Background: Monitoring L-asparagine (L-ASN) plasma levels could provide information useful for determining whether the dosage or schedule of L-asparaginase (L-ASE) administration is adequate. Very few data are available on depletion caused by the Erwinia chrysanthemi (E. chrysanthemi) product. Since it has been suggested that L-ASN depletion may have been overestimated in the past due to residual L-ASE activity, samples in this study have been analyzed after deproteinization with sulphosalicylic acid. Patients undergoing subsequent exposures to L-ASE derived from E. chrysanthemi have been investigated.

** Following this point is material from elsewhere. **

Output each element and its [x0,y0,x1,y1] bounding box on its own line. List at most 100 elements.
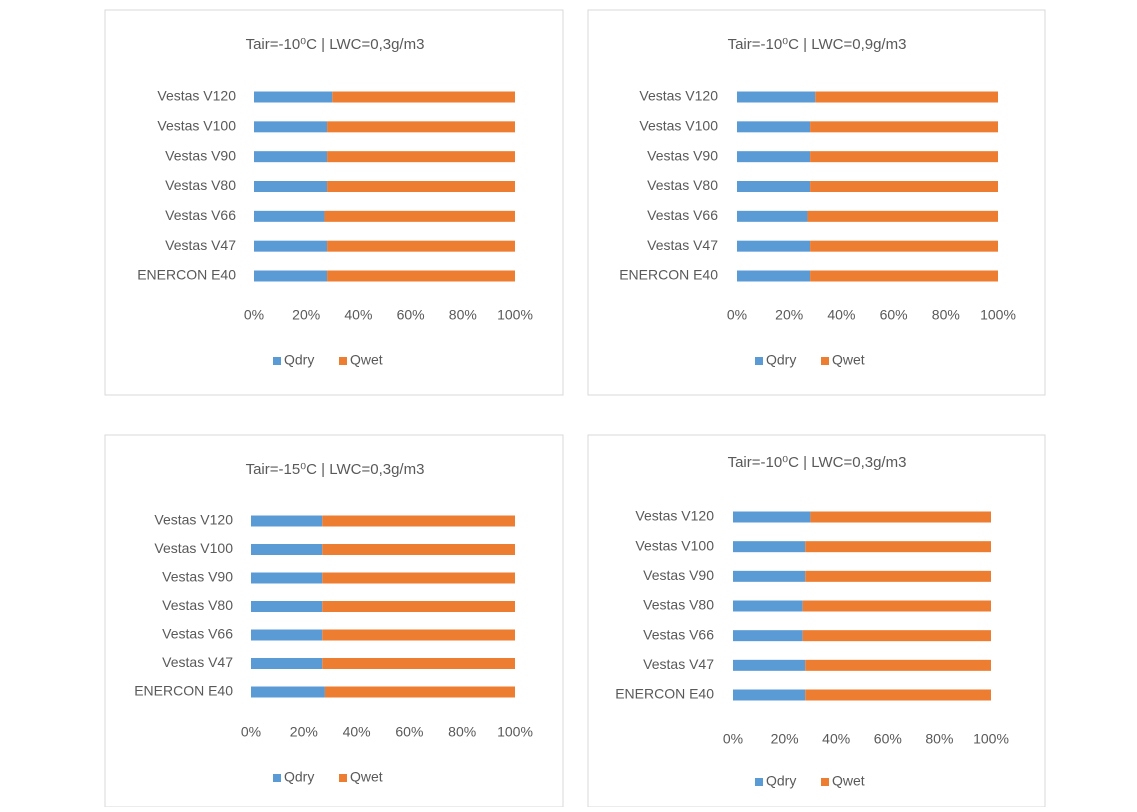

Patients and methods: Fifty-four children with newly diagnosed acute lymphoblastic leukemia (ALL) at our institution entered this study. L-ASE was given at conventional doses (10,000 IU/sqm) every three days during the induction phase (8 doses, first exposure) or twice a week (4 doses, second exposure) during the reinduction phase. High-dose L-ASE (i.e., HD-L-ASE 25,000 IU/sqm) was given weekly, for a total of 20 doses, as a second or third exposure during the reinduction and/or maintenance phases. To determine the plasma levels of L-ASN, samples were deproteinized with sulphosalicylic acid, stored at -80 degrees C and then analyzed by HPLC after precolumn derivatization with o-phthaldialdehyde. The CSF samples were analyzed by the same procedure. An experiment was carried out to detect in vitro L-ASE deactivation in patients' plasma.
Results: L-ASN plasma depletion was observed in 80% of the cases during the first exposure to conventional doses of L-ASE and only in 25% of the cases during the second or third exposures to either conventional or high doses of L-ASE. A correlation was found between plasma and CSF L-ASN levels. Activity inhibitory to L-ASE was found in the plasma of patients not depleted during L-ASE treatment and was not found in the plasma of those in whom L-ASN plasma depletion was obtained.
Conclusions: L-ASN plasma depletion is regularly obtained in the majority of patients during the first exposure to conventional doses of E. chrysanthemi L-ASE. Conversely, in most cases depletion does not occur during subsequent exposures. Studies should be performed to evaluate whether L-ASE derived from different species or conjugated with polyethylene-glycole are effective in obtaining L-ASN plasma depletion in patients previously treated with Erwinia C. L-ASE. The clinical impact of L-ASN depletion should also be investigated in large cohorts of patients.